Retirement was not always easy for the two-time Premier League champion and three-time FA Cup winner. It took him months to find something that could replicate the rush of adrenaline he got during a match - mixed martial arts. These days, the only times he feels as alive as he did on the pitch are when he boxes - and is about to get hit.
That is not the only reason he boxes. The father of two likens the sport to a chess match - one has to think two or three moves ahead. Sometimes he allows his opponent to hit him at a certain angle just so he can counter-punch.
Known for his quick feet and quick thinking, the Swede is now plotting Arsenal's long-term success as the coach of their Under-15 team. He is relishing the opportunity to influence teenagers at an important stage of their development and "the Arsenal way" is central to his coaching philosophy.
"I always want to play offensive and nice football," Ljungberg told The Straits Times this month in an interview arranged by Destination NSW and Arsenal.
"Of course to win a football game, you need to play as a team. You need to defend well. There are a lot of attributes today to win trophies. But the main thing is everybody should know what they are doing on the field and hopefully we can try as well to entertain the fans."
To get the best out of his players, he has turned to books on psychology and sees the value in interacting with the boys on a social level. Finding out what makes them tick and how their families are doing are as important as being a student of the game.
Ljungberg watched every game of the recently concluded European Championship. And by watching he really meant pausing and dissecting.
"You become a bit boring when you become a coach," the former Sweden international said, smiling.
"You rewind and see what they did there and what was wrong with that, and try to analyse how certain teams play out from the back, what system they use and where they put players."
Ljungberg could hardly have been described as boring in his playing days.

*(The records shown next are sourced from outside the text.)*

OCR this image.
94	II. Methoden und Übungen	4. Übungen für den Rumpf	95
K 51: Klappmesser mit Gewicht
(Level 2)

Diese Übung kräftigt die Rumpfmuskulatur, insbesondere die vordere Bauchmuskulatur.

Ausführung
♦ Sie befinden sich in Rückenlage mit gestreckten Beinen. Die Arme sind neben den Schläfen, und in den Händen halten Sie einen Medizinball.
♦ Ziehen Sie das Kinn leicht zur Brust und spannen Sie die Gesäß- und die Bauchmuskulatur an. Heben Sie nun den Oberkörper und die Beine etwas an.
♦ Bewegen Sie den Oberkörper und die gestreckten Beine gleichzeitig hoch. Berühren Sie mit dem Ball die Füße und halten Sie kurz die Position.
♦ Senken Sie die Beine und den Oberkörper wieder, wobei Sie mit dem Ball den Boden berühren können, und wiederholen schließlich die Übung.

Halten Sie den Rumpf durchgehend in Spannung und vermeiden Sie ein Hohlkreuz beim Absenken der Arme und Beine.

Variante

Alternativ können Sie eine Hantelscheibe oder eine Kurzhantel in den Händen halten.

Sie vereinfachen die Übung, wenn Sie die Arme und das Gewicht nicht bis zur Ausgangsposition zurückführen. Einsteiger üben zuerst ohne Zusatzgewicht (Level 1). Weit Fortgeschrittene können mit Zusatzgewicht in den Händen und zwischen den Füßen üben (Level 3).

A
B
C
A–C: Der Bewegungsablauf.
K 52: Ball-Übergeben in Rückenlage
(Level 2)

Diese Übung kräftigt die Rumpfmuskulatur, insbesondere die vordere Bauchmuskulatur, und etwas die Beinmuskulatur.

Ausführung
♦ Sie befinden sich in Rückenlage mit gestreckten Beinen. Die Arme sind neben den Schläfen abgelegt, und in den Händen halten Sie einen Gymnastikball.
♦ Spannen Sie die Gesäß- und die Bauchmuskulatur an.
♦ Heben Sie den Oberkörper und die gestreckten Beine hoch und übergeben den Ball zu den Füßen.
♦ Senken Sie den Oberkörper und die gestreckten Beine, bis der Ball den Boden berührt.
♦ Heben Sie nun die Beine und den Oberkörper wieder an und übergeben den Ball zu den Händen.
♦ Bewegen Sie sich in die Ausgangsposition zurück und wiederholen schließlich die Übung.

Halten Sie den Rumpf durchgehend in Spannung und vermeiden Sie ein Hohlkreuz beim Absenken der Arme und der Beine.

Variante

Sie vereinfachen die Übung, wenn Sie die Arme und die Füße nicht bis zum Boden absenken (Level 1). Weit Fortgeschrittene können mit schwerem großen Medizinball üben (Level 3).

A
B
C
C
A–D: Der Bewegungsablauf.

In fact, he was often labelled flamboyant by the British media, an image that was accentuated when he wore a red mohawk to Premier League games.
Now, he sports a bald look with a salt-and-pepper stubble. But he remains a fan favourite.
Edmonds, 41, said: "He always gave 100 per cent and believed in himself. And he's always, of course, pleasing to the eye."
If her son Freddie grows up to be a spitting image of Ljungberg, there would be no complaints.